Poszłaś za bar po coś dobrego i ramię w ramię..oczywiście gdy już wstał, ruszyliście do jego dziury. Otworzył drzwi, powiedział:

-Panie przodem

A ty na to:

- HA Jestem KRÓLOWĄ- i zostawiłaś go kompletnie zdezorientowanego za sobą. Po jakimś czasie wszedł. Od razu prostu z mostu zapytał:

- Masz swoje ciuchy czy muszę użyczyć ci moich?

- Hmm niech pomyślę- uśmiechnęłaś się- Ja nie widzę tu żadnej mojej torby z ubraniami, nie wiem jak ty:)

- taaa..-westchnął, wyciągnął ciemnoniebieską koszulkę z napisem ,,I LOST THE GAME,, I podał twojej osobie, oczywiście uważając by przy okazji nie zniszczyć i ciebie, i koszulki.

- Oo ładna- powiedziałaś do koszulki.

- Wiesz, gdzie jest łazienka, więc nie będę cię prowadził- mruknął.

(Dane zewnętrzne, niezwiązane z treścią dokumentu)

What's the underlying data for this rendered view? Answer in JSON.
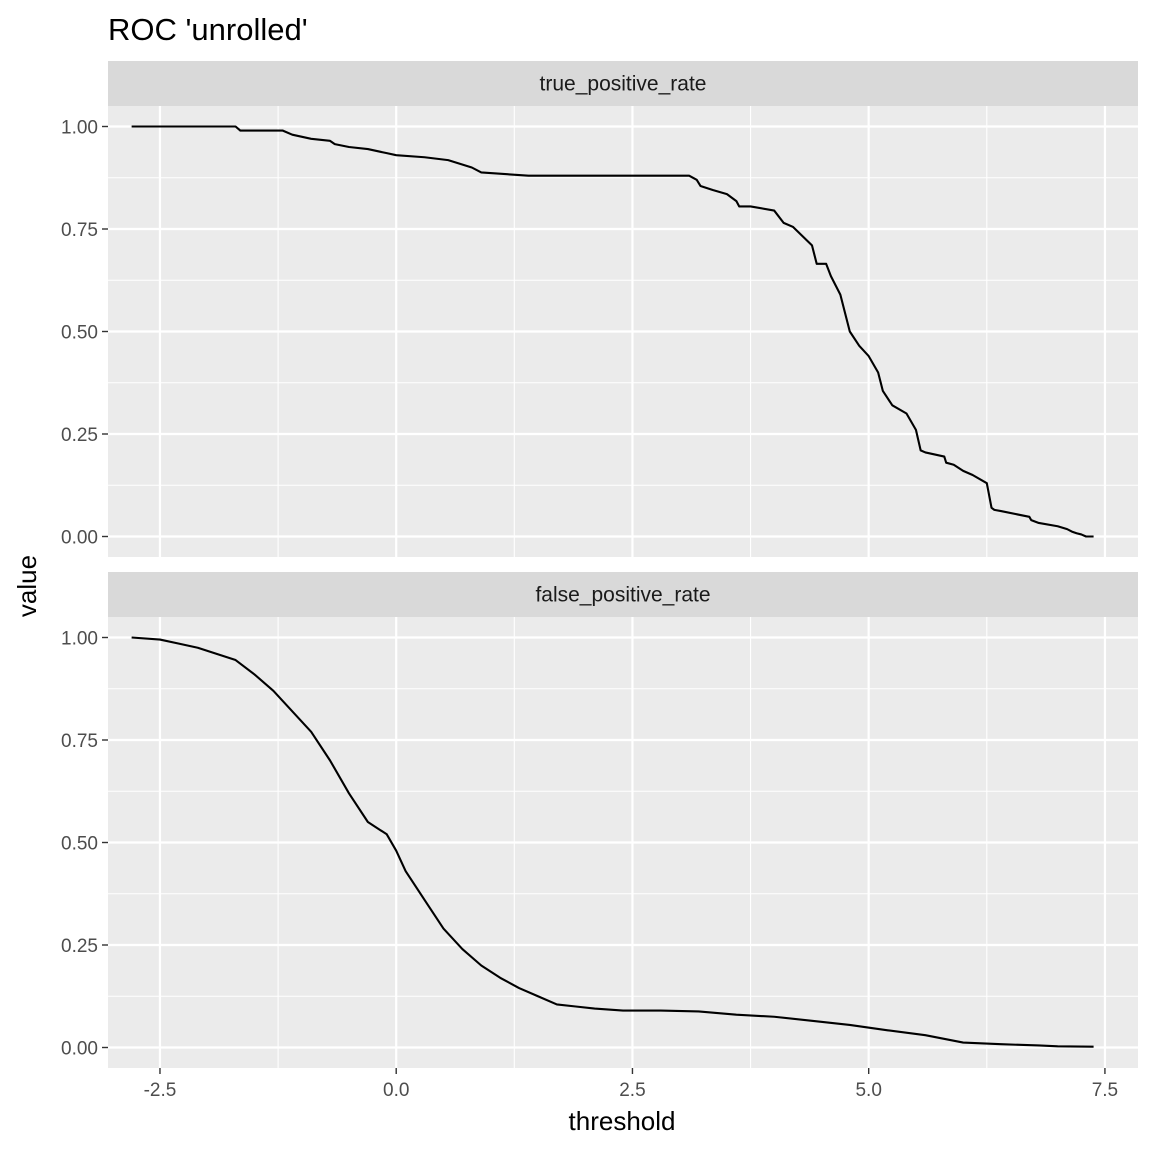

Wyszłaś więc i poszłaś do łazienki, tak przy okazji zobaczyłaś jak Kuro, Toga i Dabi grają w Black Jacka. Nieźle się bawili. 

TIME SKIP

- Cuz i lost the game i can't get lower..- nuciłaś sobie wchodząc po stopniach na górę- cuz the pain is taking oveer- stanęłaś przed drzwiami, uśmiechnęłaś się na myśl, ze będziesz nocować u Shigarakiego, po czym weszłaś do środka.

ALE nie spodziewałaś się, że ten chłop będzie leżał plaskaczem na łóżku jak rozwalona żaba. Mimo, że wyglądał dość uroczo w spodenkach i koszulce, to no bądźmy szczerzy..żeby dostać się na łóżko musiałaś nieźle nakombinować. 

- oh ty śpisz- szepnęłaś. Widocznie za dużo zarwał nocek na gry komputerowe. Postanowiłaś także zasnąć, ale twoja pozycja nie była za wygodna. Dopiero w pewnym momencie Tomura przytulił ciebie do siebie, co zupełnie cię zaskoczyło. Zarumieniłaś się i zasnęłaś wtulona w niego.

TIME SKIP

Smacznie spałaś, ale o tej porze..czyli w środku nocy budzą się myszy. A tak dokładniej jedna mysz: Shigaraki xD. Na początku lekko przymrużał oczy i starał się ogarnąć co się działo przed jego zaśnięciem... Nagle pomyślał ,,O NIE, GILDIA MNIE POTRZEBUJE,, ale przed wstaniem z miejsca powstrzymały go dłonie oplecione dookoła jego klatki piersiowej.

- Co jest ku*wa- szepnął, a wtedy zobaczył ciebie- SZLAAg miałaś mnie nie dotykać- krzyczał szepcząc, ale w tym momencie skapnął się, że to on pierwszy ciebie dotknął, przytulając ciebie do siebie. Ostro się zarumienił. Nie wierzył, że to powie, ale- Gildia może poczekać..

I tak właśnie zasnęliście słodko. Rano zrobiła wam fotki Toga i pokazała je Dabiemu oraz Kuro, a ci mieli beke, a raczej Dabisz miał, bo Kuro był dumny jak dumna z dzieci matka.